– И, конечно, не один?
Я сказал, что нет, один, да и всегда в это время я бываю один, – и тогда он быстро, даже как-то скороговоркой, сказал, что коли так, то он заедет ко мне на пять минут и хорошо бы, если бы в это время я был действительно один: надо поговорить. Я опять повторил, что я один, и, отложив рукопись, стал его ждать.
Он приехал ровно через пять минут – значит, был рядом, – и когда я увидел его, то понял, что не зря его тон был слишком легок и бегл, а смешок так продолжителен. Старик приехал с серьезным разговором. Однако, как бы то ни было, войдя в комнату, он сразу стал кривляться. Со слоновьей грацией пошутил насчет подушек, разбросанных по дивану (“Кто их разбросал? А не прячется ли кто-нибудь в соседней комнате?”), потом сказал, что он меня обязательно женит, – в мои годы у него уже был сын – и вдруг выпалил:
– А знаете, между прочим, Ганс, у меня был сейчас очень серьезный разговор о нашей газете.
Тут я даже усмехнулся – до того старик не умел хитрить – и спросил его напрямик:
– И обо мне что-нибудь такое?
Он страдальчески поморщился. Я сбивал его с толку, он не мог так, ему нужен был разбег, разгон, только в минуту открытых лобовых атак он становился груб и даже циничен – куда более циничен, чем это требовалось обстоятельствами разговора. Поэтому сейчас он сгоряча ответил мне:
– Нет, о вас ничего! – Но сейчас же спросил: – А ваша статья готова? Я могу ее посмотреть?

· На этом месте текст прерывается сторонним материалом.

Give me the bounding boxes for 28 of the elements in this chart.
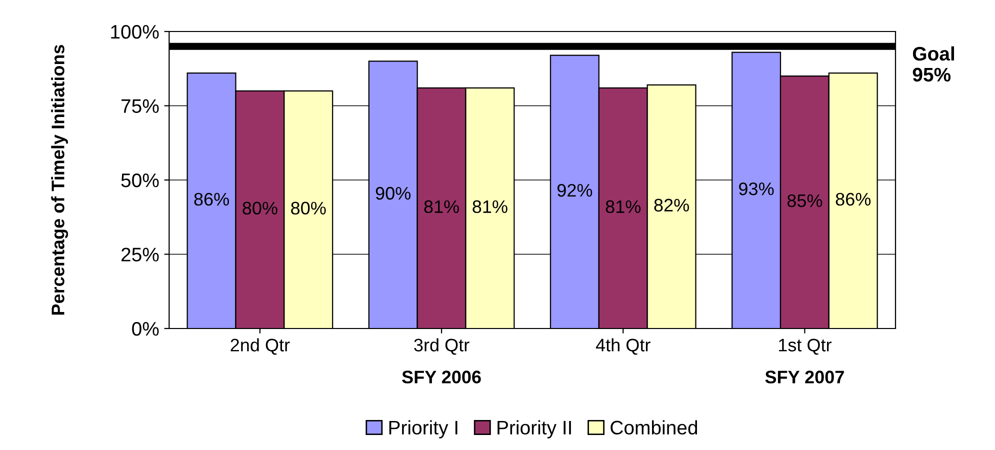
data-label: 86% xyxy=(836,192,871,206)
y-tick-label: 100% xyxy=(111,24,159,39)
y-tick-label: 50% xyxy=(121,173,159,188)
data-label: 80% xyxy=(242,202,278,215)
x-tick-label: 4th Qtr xyxy=(596,338,650,355)
x-tick-label: 2nd Qtr xyxy=(230,338,290,355)
legend-label: Combined xyxy=(610,420,698,435)
text: SFY 2006 xyxy=(402,370,481,384)
data-label: 90% xyxy=(376,186,411,200)
y-tick-label: 0% xyxy=(132,322,159,336)
legend-label: Priority I xyxy=(389,420,458,438)
data-label: 92% xyxy=(557,184,592,197)
y-tick-label: 75% xyxy=(122,99,159,113)
legend-label: Priority II xyxy=(498,420,571,438)
data-label: 81% xyxy=(424,200,459,214)
data-label: 85% xyxy=(787,194,822,208)
data-label: 82% xyxy=(654,198,689,212)
data-label: 93% xyxy=(739,182,774,196)
data-label: 81% xyxy=(606,200,641,214)
y-tick-label: 25% xyxy=(121,248,159,262)
ref-line-label: Goal 95% xyxy=(912,46,954,82)
x-tick-label: 3rd Qtr xyxy=(414,338,470,355)
y-axis-title: Percentage of Timely Initiations xyxy=(51,44,68,315)
data-label: 86% xyxy=(194,192,229,206)
data-label: 80% xyxy=(291,202,326,215)
x-tick-label: 1st Qtr xyxy=(778,338,832,355)
data-label: 81% xyxy=(472,200,508,214)
text: SFY 2007 xyxy=(765,370,844,384)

Я сказал, что еще нет, что только завтра утром она будет послана в типографию.
– А что, разве и о ней шла речь?
– Да нет, нет! – замахал он руками и быстро, смущенно зашагал по комнате. – Ух, как у вас душно! Разрешите, я открою форточку? – Он с минуту провозился у окна; а когда повернулся, то опять был уже ясным, благожелательным и спокойным. – Дело в том, что я хотел бы посмотреть эту статью до сдачи в типографию, – сказал он наконец любезно, но твердо. – Вы разрешите, конечно?
Тут я опять повел себя как-то не так, то есть попросту протянул ему рукопись. Он ждал от меня беспокойных вопросов, недоумений и недовольства, и то, что я так сразу взял да выложил ему рукопись, насторожило его опять. Он взял ее в руки, пробежал несколько первых строчек, уныло воскликнул: “Ну, великолепно!” – и, перегнув вдвое, спрятал в портфель. (Портфель этот стоит особого описания: он был для меня подлинным символом его хозяина – эдакая откормленная, разбухшая жаба величиной с большого кролика, и цвет-то у этой жабы был зловещий, какой-то жухлый, буро-желтый, в грязных пятнах и разводах.)

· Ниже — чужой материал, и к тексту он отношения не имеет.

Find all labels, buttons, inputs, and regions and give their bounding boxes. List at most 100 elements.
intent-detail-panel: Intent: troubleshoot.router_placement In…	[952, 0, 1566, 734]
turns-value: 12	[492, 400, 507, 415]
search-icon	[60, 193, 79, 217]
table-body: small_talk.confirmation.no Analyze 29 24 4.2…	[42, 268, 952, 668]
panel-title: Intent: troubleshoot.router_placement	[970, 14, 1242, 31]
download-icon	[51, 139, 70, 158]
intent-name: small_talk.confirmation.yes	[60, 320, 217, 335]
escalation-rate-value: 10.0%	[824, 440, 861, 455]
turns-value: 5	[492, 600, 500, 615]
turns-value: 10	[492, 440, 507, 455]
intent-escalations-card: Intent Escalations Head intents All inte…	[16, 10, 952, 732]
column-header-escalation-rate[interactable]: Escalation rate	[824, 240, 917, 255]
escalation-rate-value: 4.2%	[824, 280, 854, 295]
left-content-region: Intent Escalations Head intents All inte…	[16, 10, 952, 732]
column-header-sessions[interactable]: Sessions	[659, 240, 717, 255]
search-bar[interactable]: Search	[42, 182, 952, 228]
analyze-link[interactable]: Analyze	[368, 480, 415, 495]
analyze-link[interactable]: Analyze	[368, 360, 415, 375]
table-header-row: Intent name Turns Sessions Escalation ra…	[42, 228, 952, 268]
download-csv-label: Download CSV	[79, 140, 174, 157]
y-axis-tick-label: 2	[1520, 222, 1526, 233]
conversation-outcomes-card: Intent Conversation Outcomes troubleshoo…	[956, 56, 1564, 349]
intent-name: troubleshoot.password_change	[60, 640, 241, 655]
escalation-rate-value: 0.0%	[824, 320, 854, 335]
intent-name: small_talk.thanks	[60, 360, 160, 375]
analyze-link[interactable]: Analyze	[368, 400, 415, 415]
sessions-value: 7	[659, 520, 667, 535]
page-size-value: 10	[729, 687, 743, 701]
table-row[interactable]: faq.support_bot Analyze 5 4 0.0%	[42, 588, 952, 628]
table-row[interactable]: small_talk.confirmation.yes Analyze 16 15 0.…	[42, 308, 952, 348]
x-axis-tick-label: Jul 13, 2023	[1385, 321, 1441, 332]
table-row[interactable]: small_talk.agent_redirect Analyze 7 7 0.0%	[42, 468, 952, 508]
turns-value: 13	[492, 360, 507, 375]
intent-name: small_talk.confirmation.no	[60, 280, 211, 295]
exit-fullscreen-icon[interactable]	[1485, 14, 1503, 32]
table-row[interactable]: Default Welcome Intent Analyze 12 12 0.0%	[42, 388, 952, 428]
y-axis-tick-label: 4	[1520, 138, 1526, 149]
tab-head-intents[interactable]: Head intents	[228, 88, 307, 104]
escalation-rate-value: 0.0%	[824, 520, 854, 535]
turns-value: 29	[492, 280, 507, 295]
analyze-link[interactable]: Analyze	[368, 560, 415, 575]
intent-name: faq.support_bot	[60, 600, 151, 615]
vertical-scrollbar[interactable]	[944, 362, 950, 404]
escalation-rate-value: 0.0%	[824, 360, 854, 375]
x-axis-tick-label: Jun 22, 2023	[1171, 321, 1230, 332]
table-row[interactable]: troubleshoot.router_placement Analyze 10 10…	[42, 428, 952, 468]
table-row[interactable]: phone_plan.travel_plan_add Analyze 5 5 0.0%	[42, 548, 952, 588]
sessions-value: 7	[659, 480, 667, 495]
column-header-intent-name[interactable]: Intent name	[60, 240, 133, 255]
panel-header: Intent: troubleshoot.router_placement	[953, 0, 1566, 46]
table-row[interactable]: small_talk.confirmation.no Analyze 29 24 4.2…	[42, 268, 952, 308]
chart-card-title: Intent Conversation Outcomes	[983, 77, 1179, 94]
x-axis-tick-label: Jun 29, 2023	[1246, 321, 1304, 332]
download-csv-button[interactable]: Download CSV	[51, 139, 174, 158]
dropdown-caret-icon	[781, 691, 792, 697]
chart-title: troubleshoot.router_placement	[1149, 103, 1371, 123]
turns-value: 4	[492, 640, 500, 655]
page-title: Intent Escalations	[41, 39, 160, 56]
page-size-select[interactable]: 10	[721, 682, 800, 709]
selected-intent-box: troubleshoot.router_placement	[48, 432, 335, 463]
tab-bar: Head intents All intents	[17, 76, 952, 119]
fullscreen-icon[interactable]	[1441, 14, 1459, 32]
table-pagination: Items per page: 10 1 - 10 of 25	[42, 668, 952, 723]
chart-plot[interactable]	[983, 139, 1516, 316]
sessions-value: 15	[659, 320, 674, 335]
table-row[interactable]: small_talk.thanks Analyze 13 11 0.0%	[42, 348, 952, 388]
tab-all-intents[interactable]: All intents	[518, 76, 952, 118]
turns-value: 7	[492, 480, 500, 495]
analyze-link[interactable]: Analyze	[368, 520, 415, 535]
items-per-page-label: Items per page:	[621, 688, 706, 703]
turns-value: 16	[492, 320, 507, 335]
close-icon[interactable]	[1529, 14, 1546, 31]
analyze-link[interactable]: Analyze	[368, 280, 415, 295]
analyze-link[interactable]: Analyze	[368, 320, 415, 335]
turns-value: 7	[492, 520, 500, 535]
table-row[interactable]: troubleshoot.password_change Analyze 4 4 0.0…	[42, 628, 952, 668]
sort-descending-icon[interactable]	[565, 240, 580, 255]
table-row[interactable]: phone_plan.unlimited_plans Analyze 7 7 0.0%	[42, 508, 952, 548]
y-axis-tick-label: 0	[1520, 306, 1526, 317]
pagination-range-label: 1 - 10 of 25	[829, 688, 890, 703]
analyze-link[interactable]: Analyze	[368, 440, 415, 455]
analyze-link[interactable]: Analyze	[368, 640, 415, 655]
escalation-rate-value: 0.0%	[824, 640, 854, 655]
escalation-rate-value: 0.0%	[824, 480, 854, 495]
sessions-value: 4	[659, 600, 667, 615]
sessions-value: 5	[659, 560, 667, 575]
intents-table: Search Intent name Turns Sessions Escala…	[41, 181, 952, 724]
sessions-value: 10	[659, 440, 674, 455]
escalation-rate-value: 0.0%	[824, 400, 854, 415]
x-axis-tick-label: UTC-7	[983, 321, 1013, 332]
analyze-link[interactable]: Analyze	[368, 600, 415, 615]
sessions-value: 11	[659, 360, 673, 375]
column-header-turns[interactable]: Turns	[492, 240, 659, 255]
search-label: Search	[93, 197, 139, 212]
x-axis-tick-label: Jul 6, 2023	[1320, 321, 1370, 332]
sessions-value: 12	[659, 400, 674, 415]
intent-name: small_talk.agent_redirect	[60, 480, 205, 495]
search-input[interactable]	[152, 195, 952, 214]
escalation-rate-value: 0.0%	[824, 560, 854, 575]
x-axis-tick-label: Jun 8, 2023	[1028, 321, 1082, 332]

– Я вам отдам ее через три дня, – сказал старик. (Значит, понял я, посылка статьи утром в типографию отпадает.) – Мне она нужна для передовой. (Значит, понял я, передовую он пишет сам или передаст ее кому-нибудь, во всяком случае мне писать ее не дадут.) Надо, знаете ли, чтобы газета выработала какой-то общий взгляд на все эти столь умножившиеся, – он улыбнулся и сделал пышный жест рукой, – скандальные правовые эксцессы.

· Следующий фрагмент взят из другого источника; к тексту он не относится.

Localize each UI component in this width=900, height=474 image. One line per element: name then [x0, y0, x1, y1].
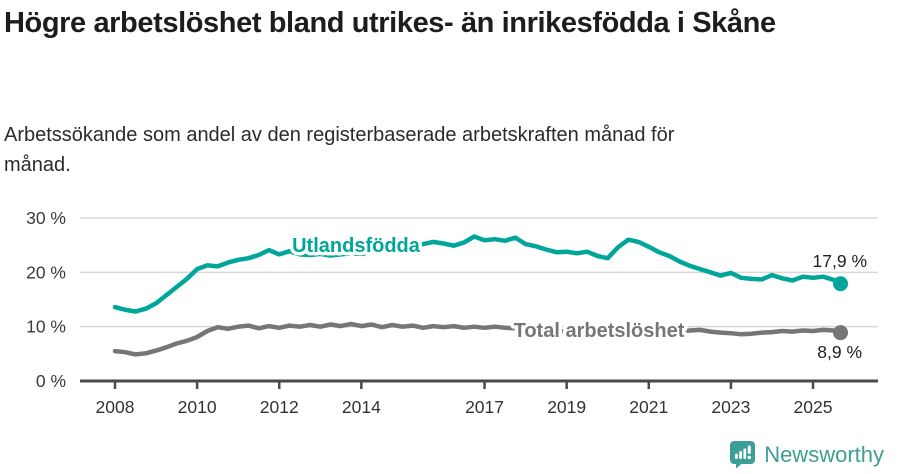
y-axis-tick-label: 30 %: [26, 208, 66, 228]
x-axis-tick-label: 2014: [342, 397, 381, 417]
x-axis-tick-label: 2023: [711, 397, 750, 417]
y-axis-tick-label: 10 %: [26, 317, 66, 337]
line-chart: 0 % 10 % 20 % 30 % 2008 2010 2012 2014 2017 2019 2…: [26, 208, 878, 417]
chart-subtitle: Arbetssökande som andel av den registerb…: [4, 124, 675, 176]
x-axis-tick-label: 2019: [547, 397, 586, 417]
x-axis-tick-label: 2010: [178, 397, 217, 417]
series-end-dot: [833, 325, 849, 341]
y-axis-tick-label: 20 %: [26, 262, 66, 282]
series-end-value-label: 17,9 %: [813, 251, 867, 271]
x-axis-tick-label: 2017: [465, 397, 504, 417]
x-axis-tick-label: 2012: [260, 397, 299, 417]
page-title: Högre arbetslöshet bland utrikes- än inr…: [4, 7, 776, 39]
series-end-value-label: 8,9 %: [817, 342, 862, 362]
x-axis-tick-label: 2021: [629, 397, 668, 417]
series-end-dot: [833, 276, 849, 292]
series-line: [112, 234, 843, 314]
series-line: [112, 321, 843, 357]
x-axis-tick-label: 2008: [96, 397, 135, 417]
x-axis-tick-label: 2025: [794, 397, 833, 417]
newsworthy-logo-icon: [730, 441, 756, 469]
brand-footer: Newsworthy: [729, 440, 884, 469]
series-label: Utlandsfödda: [292, 235, 421, 257]
y-axis-tick-label: 0 %: [36, 371, 66, 391]
brand-name: Newsworthy: [764, 441, 884, 467]
series-label: Total arbetslöshet: [514, 320, 685, 342]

Ох, и как бы еще надо! Только об этом я и кричу все последние месяцы! В чем дело, в чем дело, господа хорошие, что случилось у нас в стране? Эти невероятные дела, беспричинные, казалось, самоубийства, эти осуждения по законам восьмивековой давности, наконец, то, что такие древние преступления, как убийство, похищение, изнасилование, “помолодели” до такой степени, что стали достоянием бойскаутов, – все эти трагические и комические Ватерлоо нашей цивилизации, имеют же они какую-то общую почву, из которой и растут, как поганки? Почему мы так захлебываемся, описывая их, и совершенно забываем о нем, о том перегное, который их и питает своими соками?